Soon to follow the participation windup and research summaries will be planning of the effort. You'll find out that I don't like to plan for too long, because software rarely goes according to plan. Why waste time trying to nail down plans? The important thing is to *draft a plan* and then adjust it early and often. Iterate, deliver, communicate, iterate, deliver, communicate.


By Nov 1st, I will officially be a leader on the OpenSolaris site and will be fully able to contribute to the portal pages. Until then, I will log my experiences, progress, and status here.

Monday Oct 03, 2005

The information product team that is responsible for technical documentation and training spent three days last week hearing from N1 stakeholders. It was a unique opportunity to gather and discuss the information that supports the N1 product line.


We listened to stakeholder feedback during the first day, heard from the N1 CTO on the second day and did brainstorming activities in teams. And on the third day I rested :)


There was wrap-up in Broomfield, the site of the offsite. I missed this part in favor of a previously planned kayaking trip to Del Norte county, CA. I highly recommend such an outing after a long week of concalls and 'theory work' to come up with new ways to teach users about Sun products in the systems management space. Big trees provided awesome shelter from hard rains on our tent and fireside serenity made way for stargazing and planet watching.

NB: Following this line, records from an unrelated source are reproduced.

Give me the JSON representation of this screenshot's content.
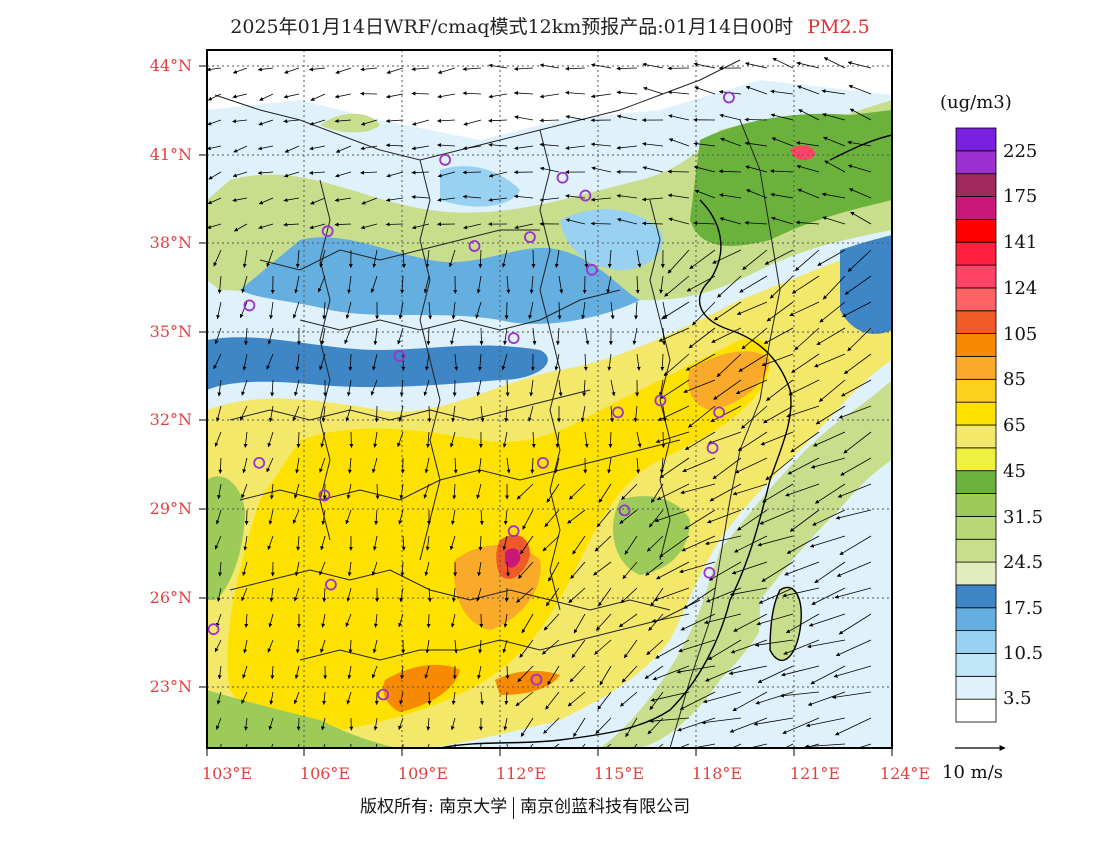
{
  "title": {
    "text": "2025年01月14日WRF/cmaq模式12km预报产品:01月14日00时",
    "pollutant": "PM2.5"
  },
  "map": {
    "lat_labels": [
      "44°N",
      "41°N",
      "38°N",
      "35°N",
      "32°N",
      "29°N",
      "26°N",
      "23°N"
    ],
    "lon_labels": [
      "103°E",
      "106°E",
      "109°E",
      "112°E",
      "115°E",
      "118°E",
      "121°E",
      "124°E"
    ],
    "lat_range": [
      21,
      44.5
    ],
    "lon_range": [
      103,
      124
    ],
    "colors": {
      "frame": "#000000",
      "axis_labels": "#e04040",
      "station_markers": "#9933cc",
      "wind_arrows": "#000000",
      "borders": "#222222"
    }
  },
  "stations": [
    {
      "lon": 119.0,
      "lat": 42.9
    },
    {
      "lon": 110.3,
      "lat": 40.8
    },
    {
      "lon": 113.9,
      "lat": 40.2
    },
    {
      "lon": 114.6,
      "lat": 39.6
    },
    {
      "lon": 106.7,
      "lat": 38.4
    },
    {
      "lon": 111.2,
      "lat": 37.9
    },
    {
      "lon": 112.9,
      "lat": 38.2
    },
    {
      "lon": 114.8,
      "lat": 37.1
    },
    {
      "lon": 104.3,
      "lat": 35.9
    },
    {
      "lon": 112.4,
      "lat": 34.8
    },
    {
      "lon": 108.9,
      "lat": 34.2
    },
    {
      "lon": 115.6,
      "lat": 32.3
    },
    {
      "lon": 116.9,
      "lat": 32.7
    },
    {
      "lon": 118.7,
      "lat": 32.3
    },
    {
      "lon": 118.5,
      "lat": 31.1
    },
    {
      "lon": 104.6,
      "lat": 30.6
    },
    {
      "lon": 106.6,
      "lat": 29.5
    },
    {
      "lon": 113.3,
      "lat": 30.6
    },
    {
      "lon": 115.8,
      "lat": 29.0
    },
    {
      "lon": 112.4,
      "lat": 28.3
    },
    {
      "lon": 106.8,
      "lat": 26.5
    },
    {
      "lon": 118.4,
      "lat": 26.9
    },
    {
      "lon": 103.2,
      "lat": 25.0
    },
    {
      "lon": 108.4,
      "lat": 22.8
    },
    {
      "lon": 113.1,
      "lat": 23.3
    }
  ],
  "colorbar": {
    "unit": "(ug/m3)",
    "colors": [
      "#ffffff",
      "#dff2fb",
      "#bfe5f7",
      "#98d1f2",
      "#64afe0",
      "#3f86c6",
      "#e2ecc0",
      "#c8de8c",
      "#b8d878",
      "#9ccb59",
      "#6ab23c",
      "#f0f040",
      "#f4e86a",
      "#ffe100",
      "#fcd21e",
      "#f9aa2a",
      "#f78a00",
      "#ef5a28",
      "#ff6262",
      "#ff4466",
      "#ff2040",
      "#ff0000",
      "#c8187a",
      "#a0285a",
      "#9b2fd0",
      "#7a20e0"
    ],
    "labels": [
      "3.5",
      "10.5",
      "17.5",
      "24.5",
      "31.5",
      "45",
      "65",
      "85",
      "105",
      "124",
      "141",
      "175",
      "225"
    ]
  },
  "vector_reference": {
    "label": "10 m/s"
  },
  "footer": {
    "copyright": "版权所有: 南京大学",
    "company": "南京创蓝科技有限公司"
  }
}
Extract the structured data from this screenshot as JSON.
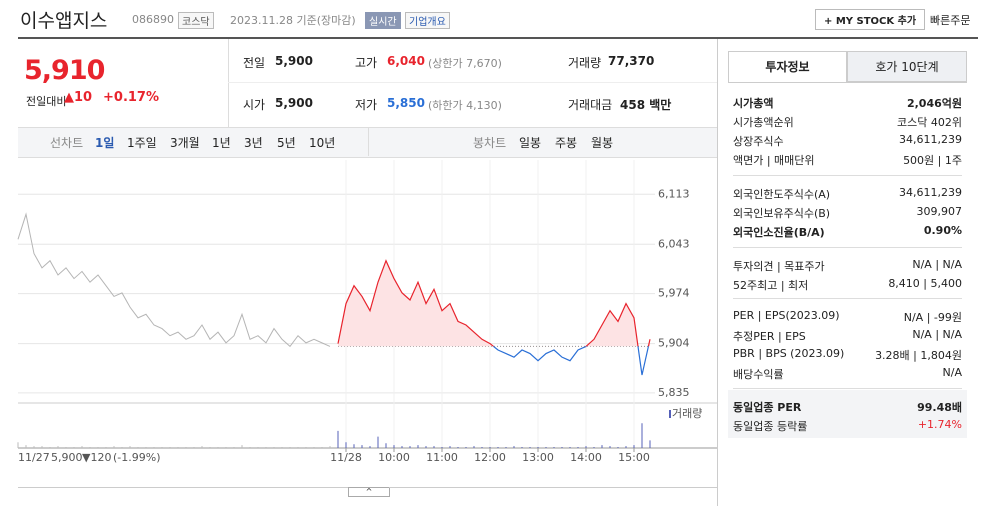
{
  "header": {
    "title": "이수앱지스",
    "code": "086890",
    "market": "코스닥",
    "date": "2023.11.28 기준(장마감)",
    "realtime": "실시간",
    "overview": "기업개요",
    "mystock": "+ MY STOCK 추가",
    "quick_order": "빠른주문"
  },
  "price": {
    "current": "5,910",
    "change_label": "전일대비",
    "change": "▲10",
    "change_pct": "+0.17%"
  },
  "summary": [
    [
      {
        "label": "전일",
        "value": "5,900"
      },
      {
        "label": "고가",
        "value": "6,040",
        "note": "(상한가 7,670)"
      },
      {
        "label": "거래량",
        "value": "77,370"
      }
    ],
    [
      {
        "label": "시가",
        "value": "5,900"
      },
      {
        "label": "저가",
        "value": "5,850",
        "note": "(하한가 4,130)"
      },
      {
        "label": "거래대금",
        "value": "458 백만"
      }
    ]
  ],
  "periods": {
    "line_label": "선차트",
    "line": [
      "1일",
      "1주일",
      "3개월",
      "1년",
      "3년",
      "5년",
      "10년"
    ],
    "candle_label": "봉차트",
    "candle": [
      "일봉",
      "주봉",
      "월봉"
    ]
  },
  "chart_data": {
    "type": "line",
    "volume_label": "거래량",
    "prev_label": "11/27",
    "prev_close": "5,900",
    "prev_change": "▼120",
    "prev_pct": "(-1.99%)",
    "base": 5900,
    "xlim": [
      0,
      79
    ],
    "xticks": [
      {
        "value": 41,
        "label": "11/28"
      },
      {
        "value": 47,
        "label": "10:00"
      },
      {
        "value": 53,
        "label": "11:00"
      },
      {
        "value": 59,
        "label": "12:00"
      },
      {
        "value": 65,
        "label": "13:00"
      },
      {
        "value": 71,
        "label": "14:00"
      },
      {
        "value": 77,
        "label": "15:00"
      }
    ],
    "ylim": [
      5825,
      6126
    ],
    "yticks": [
      {
        "value": 6113,
        "label": "6,113"
      },
      {
        "value": 6043,
        "label": "6,043"
      },
      {
        "value": 5974,
        "label": "5,974"
      },
      {
        "value": 5904,
        "label": "5,904"
      },
      {
        "value": 5835,
        "label": "5,835"
      }
    ],
    "volume_ylim": [
      0,
      40
    ],
    "series": [
      {
        "name": "11/27",
        "color": "#b5b5b5",
        "x": [
          0,
          1,
          2,
          3,
          4,
          5,
          6,
          7,
          8,
          9,
          10,
          11,
          12,
          13,
          14,
          15,
          16,
          17,
          18,
          19,
          20,
          21,
          22,
          23,
          24,
          25,
          26,
          27,
          28,
          29,
          30,
          31,
          32,
          33,
          34,
          35,
          36,
          37,
          38,
          39
        ],
        "values": [
          6050,
          6085,
          6030,
          6010,
          6020,
          6000,
          6010,
          5995,
          6005,
          5990,
          6000,
          5985,
          5970,
          5975,
          5955,
          5940,
          5945,
          5930,
          5925,
          5915,
          5920,
          5910,
          5915,
          5930,
          5910,
          5920,
          5905,
          5915,
          5945,
          5910,
          5915,
          5905,
          5925,
          5910,
          5900,
          5915,
          5905,
          5910,
          5905,
          5900
        ],
        "volume": [
          6,
          3,
          2,
          2,
          1,
          2,
          1,
          1,
          2,
          1,
          1,
          1,
          2,
          1,
          2,
          1,
          1,
          1,
          1,
          1,
          1,
          1,
          1,
          2,
          1,
          1,
          1,
          1,
          3,
          1,
          1,
          1,
          1,
          1,
          1,
          1,
          1,
          1,
          1,
          2
        ]
      },
      {
        "name": "11/28",
        "color": "#e8242d",
        "color_down": "#2a6fd6",
        "x": [
          40,
          41,
          42,
          43,
          44,
          45,
          46,
          47,
          48,
          49,
          50,
          51,
          52,
          53,
          54,
          55,
          56,
          57,
          58,
          59,
          60,
          61,
          62,
          63,
          64,
          65,
          66,
          67,
          68,
          69,
          70,
          71,
          72,
          73,
          74,
          75,
          76,
          77,
          78,
          79
        ],
        "values": [
          5904,
          5960,
          5985,
          5970,
          5950,
          5990,
          6020,
          5995,
          5975,
          5965,
          5990,
          5960,
          5980,
          5950,
          5960,
          5935,
          5930,
          5920,
          5910,
          5904,
          5895,
          5890,
          5885,
          5895,
          5890,
          5880,
          5890,
          5895,
          5885,
          5880,
          5895,
          5900,
          5910,
          5930,
          5950,
          5935,
          5960,
          5940,
          5860,
          5910
        ],
        "volume": [
          18,
          6,
          4,
          3,
          2,
          12,
          5,
          3,
          2,
          2,
          3,
          2,
          2,
          1,
          2,
          1,
          1,
          2,
          1,
          1,
          1,
          1,
          2,
          1,
          1,
          1,
          1,
          1,
          1,
          1,
          1,
          2,
          1,
          3,
          2,
          1,
          2,
          3,
          26,
          8
        ]
      }
    ]
  },
  "invest": {
    "tabs": [
      "투자정보",
      "호가 10단계"
    ],
    "sections": [
      [
        {
          "label": "시가총액",
          "value": "2,046억원",
          "bold": true
        },
        {
          "label": "시가총액순위",
          "value": "코스닥 402위"
        },
        {
          "label": "상장주식수",
          "value": "34,611,239"
        },
        {
          "label": "액면가 | 매매단위",
          "value": "500원 | 1주"
        }
      ],
      [
        {
          "label": "외국인한도주식수(A)",
          "value": "34,611,239"
        },
        {
          "label": "외국인보유주식수(B)",
          "value": "309,907"
        },
        {
          "label": "외국인소진율(B/A)",
          "value": "0.90%",
          "bold": true
        }
      ],
      [
        {
          "label": "투자의견 | 목표주가",
          "value": "N/A | N/A"
        },
        {
          "label": "52주최고 | 최저",
          "value": "8,410 | 5,400"
        }
      ],
      [
        {
          "label": "PER | EPS(2023.09)",
          "value": "N/A | -99원"
        },
        {
          "label": "추정PER | EPS",
          "value": "N/A | N/A"
        },
        {
          "label": "PBR | BPS (2023.09)",
          "value": "3.28배 | 1,804원"
        },
        {
          "label": "배당수익률",
          "value": "N/A"
        }
      ],
      [
        {
          "label": "동일업종 PER",
          "value": "99.48배",
          "bold": true
        },
        {
          "label": "동일업종 등락률",
          "value": "+1.74%",
          "red": true
        }
      ]
    ]
  }
}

During the summit we discussed new ways to participate in the community around us. We talked through the coming year and the complexities of creating a model for learning and teaching the community to use N1 products to build out data centers.


We found that, in addition to technical information about supported configurations and functionality, the biggest improvement to our content would be real-world data and examples for use in the field. The challenge is to provide information that describes high-scale monitoring, provisioning, and maintenance an order-of-magnitude greater than the industry has seen before. No pressure. This is only priority 1.


While that is cooking, I will begin to add new types of content that fill in other holes in the N1 documentation picture by using my weblog. These pieces will be in support of system administrators using the Sun N1 System Manager. They will attempt to provide a newly paved two-way street to formal tech doc authors (me) and new users of N1SM 1.1 (maybe you?). Community building. This is the most fun.

Tuesday Sep 20, 2005

Now that Sun N1 System Manager 1.1 is generally available, we are holding an information summit with stakeholders to assess, adjust, and plan for the future.


It is an exciting time for me. The research cycle has begun afresh, the bugs are starting to trickle in, and I'm on deadline because new sweet boxes are on the way.


The information summit will allow us to listen and learn from internal customers who interface with external customers in the field. We will discuss the information story for N1 going forward with the thought leaders in data center network systems software development.

Monday Sep 12, 2005

I develop online technical documentation using the following tools:


  • Solbook - a custom version of DocBook with many restrictions
  • Arbortext Epic editor - an SGML editor with customizations for Sun

Using these tools, I can publish information in the following formats.


  • PDF
  • HTML
  • JavaHelp
  • roff

I love using Epic and the Solbook DTD to create technical documentation because it allows me to focus completely on the technical content, structure, and flow. I can leave the formatting to the tools.